Browsersync

When running the maizzle serve command, Maizzle uses Browsersync to start a local server and open a directory listing of your emails in your default browser.

You can then make changes to your emails, save them, and watch the browser automatically refresh the page for you.

Here is the default Browsersync config in Maizzle:

// config.js
module.exports = {
  browsersync: {
    directory: true,
    notify: false,
    open: false,
    port: 3000,
    tunnel: false,
    watch: [
      'src/layouts/**/*.*',
      'src/partials/**/*.*',
      'src/components/**/*.*',
    ],
  },
  // ...
}

directory

When running maizzle serve with this setting enabled, Browsersync will open a file explorer in your browser, starting at the root of the build directory.

If you set this to false, the page opened by Browsersync will be blank, and you'll need to manually navigate to your emails directory.

notify

Toggle Browsersync's annoying pop-over notifications. Off by default ✌

open

Decide which URL to open automatically when Browsersync starts.

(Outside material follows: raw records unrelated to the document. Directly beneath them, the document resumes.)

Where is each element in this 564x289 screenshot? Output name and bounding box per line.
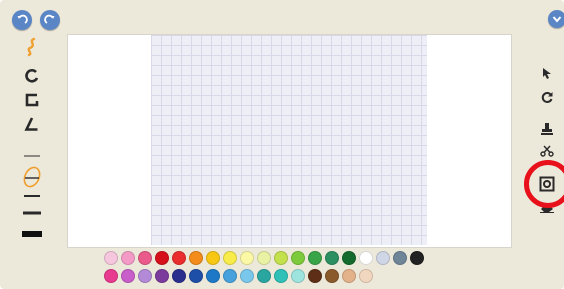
- selected-pen-tool[interactable]: [20, 166, 44, 188]
- rectangle-tool[interactable]: [20, 92, 44, 108]
- color-swatch[interactable]: [223, 269, 237, 283]
- color-swatch[interactable]: [257, 251, 271, 265]
- circle-tool[interactable]: [20, 68, 44, 84]
- color-swatch[interactable]: [342, 269, 356, 283]
- color-swatch[interactable]: [359, 269, 373, 283]
- extra-thick-line-icon: [22, 231, 42, 237]
- freehand-tool[interactable]: [20, 37, 44, 57]
- triangle-tool[interactable]: [20, 116, 44, 132]
- highlight-annotation-circle: [524, 160, 564, 208]
- color-swatch[interactable]: [138, 251, 152, 265]
- medium-line-tool[interactable]: [20, 194, 44, 198]
- color-swatch[interactable]: [240, 251, 254, 265]
- triangle-icon: [24, 117, 38, 131]
- undo-icon: [17, 14, 28, 24]
- rectangle-icon: [25, 93, 39, 107]
- color-swatch[interactable]: [291, 269, 305, 283]
- color-swatch[interactable]: [291, 251, 305, 265]
- color-palette: [104, 251, 476, 287]
- color-swatch[interactable]: [206, 251, 220, 265]
- color-swatch[interactable]: [206, 269, 220, 283]
- color-swatch[interactable]: [121, 251, 135, 265]
- color-swatch[interactable]: [223, 251, 237, 265]
- color-swatch[interactable]: [189, 269, 203, 283]
- thick-line-icon: [23, 211, 41, 215]
- thin-line-icon: [24, 155, 40, 157]
- scissors-tool[interactable]: [537, 142, 557, 160]
- color-swatch[interactable]: [240, 269, 254, 283]
- undo-button[interactable]: [12, 10, 32, 30]
- color-swatch[interactable]: [274, 251, 288, 265]
- selected-pen-icon: [23, 166, 41, 188]
- pointer-icon: [543, 68, 551, 79]
- menu-button[interactable]: [548, 10, 564, 28]
- color-swatch[interactable]: [308, 269, 322, 283]
- redo-icon: [44, 14, 55, 24]
- scissors-icon: [540, 145, 554, 157]
- color-swatch[interactable]: [393, 251, 407, 265]
- color-swatch[interactable]: [155, 269, 169, 283]
- color-swatch[interactable]: [172, 269, 186, 283]
- app-window: [0, 0, 564, 289]
- color-swatch[interactable]: [325, 269, 339, 283]
- color-swatch[interactable]: [410, 251, 424, 265]
- color-swatch[interactable]: [376, 251, 390, 265]
- color-swatch[interactable]: [121, 269, 135, 283]
- color-swatch[interactable]: [359, 251, 373, 265]
- color-swatch[interactable]: [342, 251, 356, 265]
- stamp-tool[interactable]: [537, 120, 557, 138]
- chevron-down-icon: [552, 16, 562, 23]
- color-swatch[interactable]: [172, 251, 186, 265]
- color-swatch[interactable]: [308, 251, 322, 265]
- palette-row-2: [104, 269, 476, 283]
- grid-area[interactable]: [151, 35, 427, 245]
- thick-line-tool[interactable]: [20, 211, 44, 215]
- rotate-icon: [541, 92, 553, 103]
- color-swatch[interactable]: [325, 251, 339, 265]
- stamp-icon: [541, 123, 553, 135]
- extra-thick-line-tool[interactable]: [20, 230, 44, 238]
- freehand-icon: [27, 37, 36, 57]
- color-swatch[interactable]: [189, 251, 203, 265]
- thin-line-tool[interactable]: [20, 154, 44, 158]
- color-swatch[interactable]: [104, 251, 118, 265]
- rotate-tool[interactable]: [537, 88, 557, 106]
- color-swatch[interactable]: [257, 269, 271, 283]
- palette-row-1: [104, 251, 476, 265]
- color-swatch[interactable]: [138, 269, 152, 283]
- medium-line-icon: [24, 195, 40, 197]
- color-swatch[interactable]: [274, 269, 288, 283]
- color-swatch[interactable]: [155, 251, 169, 265]
- circle-icon: [25, 69, 39, 83]
- redo-button[interactable]: [40, 10, 60, 30]
- shape-tool-panel: [14, 37, 50, 248]
- pointer-tool[interactable]: [537, 64, 557, 82]
- color-swatch[interactable]: [104, 269, 118, 283]
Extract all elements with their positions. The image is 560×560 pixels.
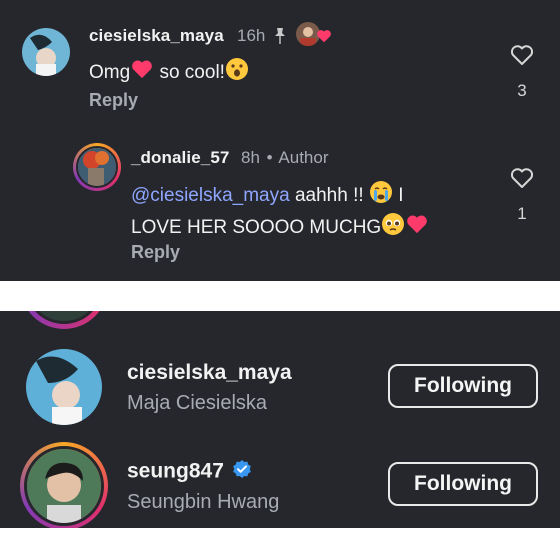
like-count: 3: [517, 81, 527, 100]
heart-emoji: [405, 214, 429, 242]
pleading-face-emoji: [381, 212, 405, 244]
account-full-name: Seungbin Hwang: [127, 491, 280, 513]
pin-icon: [272, 27, 288, 50]
like-button[interactable]: 1: [508, 167, 536, 224]
following-button[interactable]: Following: [388, 462, 538, 506]
heart-icon: [316, 29, 332, 48]
comment-time: 16h: [237, 26, 266, 45]
comment-text-part: so cool!: [154, 62, 225, 84]
account-avatar[interactable]: [26, 349, 102, 425]
reply-text-part: I: [392, 185, 404, 207]
separator-dot: •: [266, 148, 273, 167]
screenshot-divider: [0, 281, 560, 311]
author-badge: Author: [278, 148, 329, 167]
verified-badge-icon: [232, 459, 252, 485]
reply-button[interactable]: Reply: [89, 90, 138, 111]
reply-button[interactable]: Reply: [131, 242, 180, 263]
comment-thread: ciesielska_maya 16h Omg so cool! Reply 3…: [0, 0, 560, 281]
commenter-avatar[interactable]: [22, 28, 70, 76]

Can be true, local, external, ui, ui-external, tunnel or false

See Browsersync docs for details.

port

Set the server port number - by default, your local development server will be available at http‌://localhost:3000.

tunnel

When set to true, Maizzle will enable localhost tunneling in Browsersync, so you can live-share a URL to an email that you're working on right now, with a colleague or a client. Under the hood, localtunnel.me will be used.

Both parties see the same thing, and scrolling is synced, too.

You can also use a string instead of a boolean - for example tunnel: 'mybrand'. In this case, Browsersync will attempt to use a custom subdomain for the URL, i.e. https://mybrand.localtunnel.me. If that subdomain is unavailable, you will be allocated a random name as usual.

watch

Array of extra paths for Browsersync to watch.

By default, the following paths are watched:

  • All your Template files, as defined in build.templates.source
  • All your Asset files, as defined in build.assets.source
  • tailwind.config.js

You can use this option to configure additional watch paths when developing locally:

// config.js
module.exports = {
  browsersync: {
    watch: [
      // [...],
      './src/some-dir',
      'some-file.js',
    ],
  },
  // ...
}

When a file in these custom watch paths is updated, Browsersync will trigger a rebuild and will also refresh the browser page.